VANCOUVER, B.C. – With help from grassroots Green support, Commissioner Tom Digby secured a major milestone at Park Board this month. His motion to update the city's plan for mitigating the forest fire risk in Stanley Park passed unanimously.
Digby credits the pressure applied by ordinary Vancouverites: “Together we brought focus to an issue that even my reluctant commissioner colleagues could not deny. Our campaign effectively combined media and social media tools with street action and online activism.”
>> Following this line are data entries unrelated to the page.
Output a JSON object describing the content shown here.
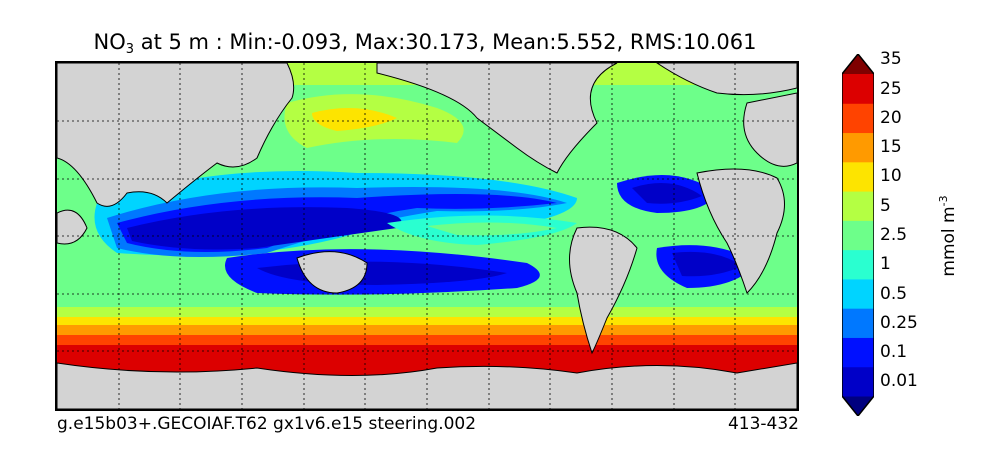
{
  "title": {
    "species": "NO",
    "subscript": "3",
    "rest": " at 5 m : Min:-0.093, Max:30.173, Mean:5.552, RMS:10.061"
  },
  "footer": {
    "case": "g.e15b03+.GECOIAF.T62 gx1v6.e15 steering.002",
    "years": "413-432"
  },
  "colorbar": {
    "unit": "mmol m",
    "unit_exp": "-3",
    "levels": [
      "0.01",
      "0.1",
      "0.25",
      "0.5",
      "1",
      "2.5",
      "5",
      "10",
      "15",
      "20",
      "25",
      "35"
    ],
    "colors": [
      "#00007f",
      "#0000c8",
      "#0010ff",
      "#0078ff",
      "#00d4ff",
      "#2affd0",
      "#6dff8a",
      "#b4ff43",
      "#fde400",
      "#ff9a00",
      "#ff4300",
      "#dc0000",
      "#7f0000"
    ]
  },
  "map_colors": {
    "land": "#d3d3d3",
    "ocean_base": "#6dff8a"
  }
}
Climate change has fueled an unprecedented forest fire season in British Columbia and across Canada. Since April, massive fires have choked the continent in suffocating smoke. The current Stanley Park Forest Management Plan has not been updated since 2009. As the forest in Stanley Park enters its dry season, many are anxious that it could be the next forest to burn.
The 2009 plan accurately predicted that the Hemlock Looper moth was a threat to forest canopy. This risk materialized in 2020-2023, killing most of the Western Hemlock and leaving an estimated 20% of the mature forest as standing dead trees.
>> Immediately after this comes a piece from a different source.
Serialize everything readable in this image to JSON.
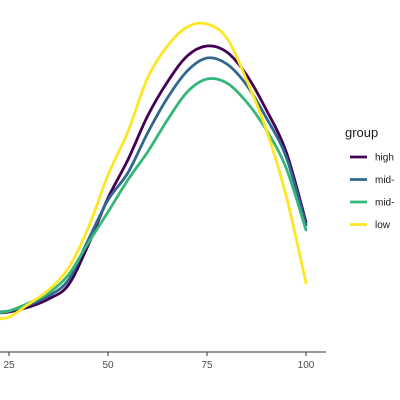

Digby’s motion notes that climate change, erratic weather, and extended drought periods are now routinely experienced in Vancouver and that previous plans did not directly incorporate indigenous perspectives on wildfire risk in Stanley Park.
City staff have been directed to report back with an updated risk mitigation plan, which is expected this year.
Digby is the sole Green at Park Board. Emphasizing collaborative politics, Digby achieved a remarkable unanimous vote in this case.